Why My Kids Became Shareholders at the Age of 7
- Mark Stokes
- Dec 21, 2025
- 2 min read
I have always admired Patek Philippe for reasons that go far beyond watches.
Their original line captured something timeless: “You never actually own a Patek Philippe. You merely look after it for the next generation.” More recently, as part of their Generations campaign, they refined the message even further:
“Begin your own tradition.”
That line stays with me.
Because real wealth has never been about ownership. It has always been about custodianship.
After more than 35 years of intrapreneurial and entrepreneurial life, I have seen fashions come and go. Business models rise and fall. Strategies hailed as gospel one decade quietly abandoned the next.

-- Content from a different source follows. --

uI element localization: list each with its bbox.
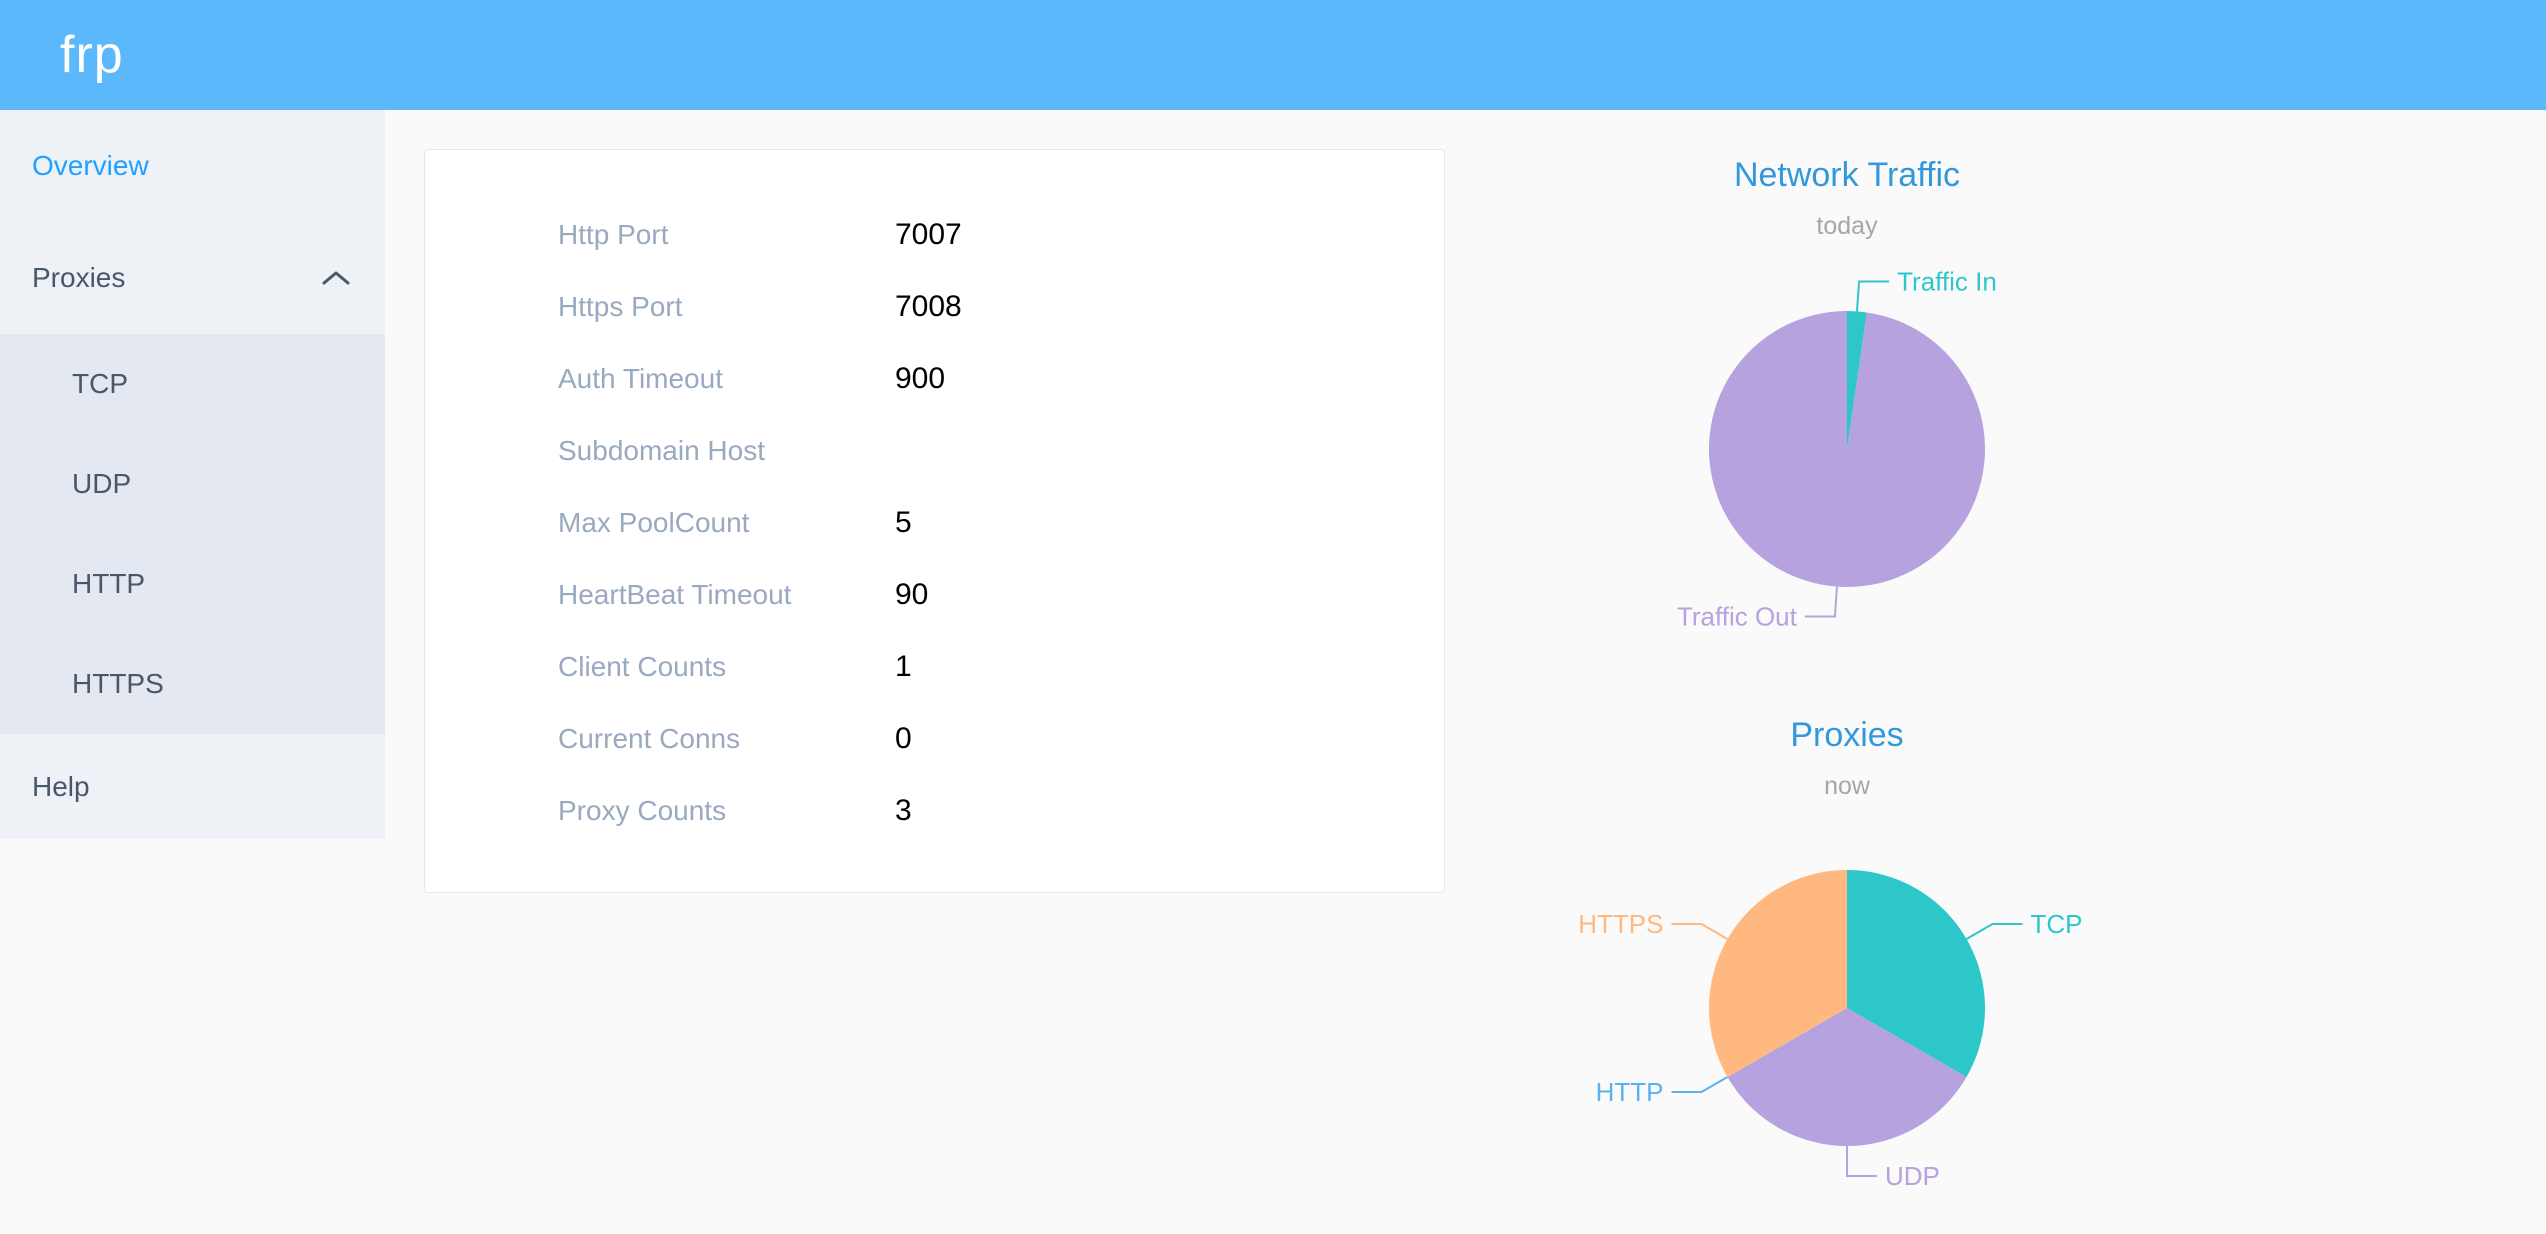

What endures is not trend, but principle.
As a dad to two boys and two girls, this philosophy matters deeply to me.
All four of my children are shareholders in our holding company, the youngest of whom was just seven at the time. This wasn’t about teaching a seven-year-old how to be a shareholder. It was a deliberate decision to ensure that by the time they reach 18, they will understand ownership, responsibility and stewardship far better than I did at that age.
That is the quiet power of compounding knowledge and true multigenerational custodianship. Everything I continue to build in business, property, capital and in relationships is shaped by one question: will this still make sense for them long after I am gone?
Too many people inherit habits, whilst too few inherit understanding.
Education beats inheritance, structure beats speed and values beat valuation. The real risk is not challenging the system and passing it on unquestioned.
This is where stoicism has always shaped my thinking.
Epictetus wrote: “First say to yourself what you would be; and then do what you have to do.” For me, that means building quietly, teaching deliberately and structuring life and wealth so it serves the family, not the other way around.
We do not truly own what we build. We hold it in trust.
And perhaps the most important question any of us can ask is this:
What tradition are you beginning for the next generation?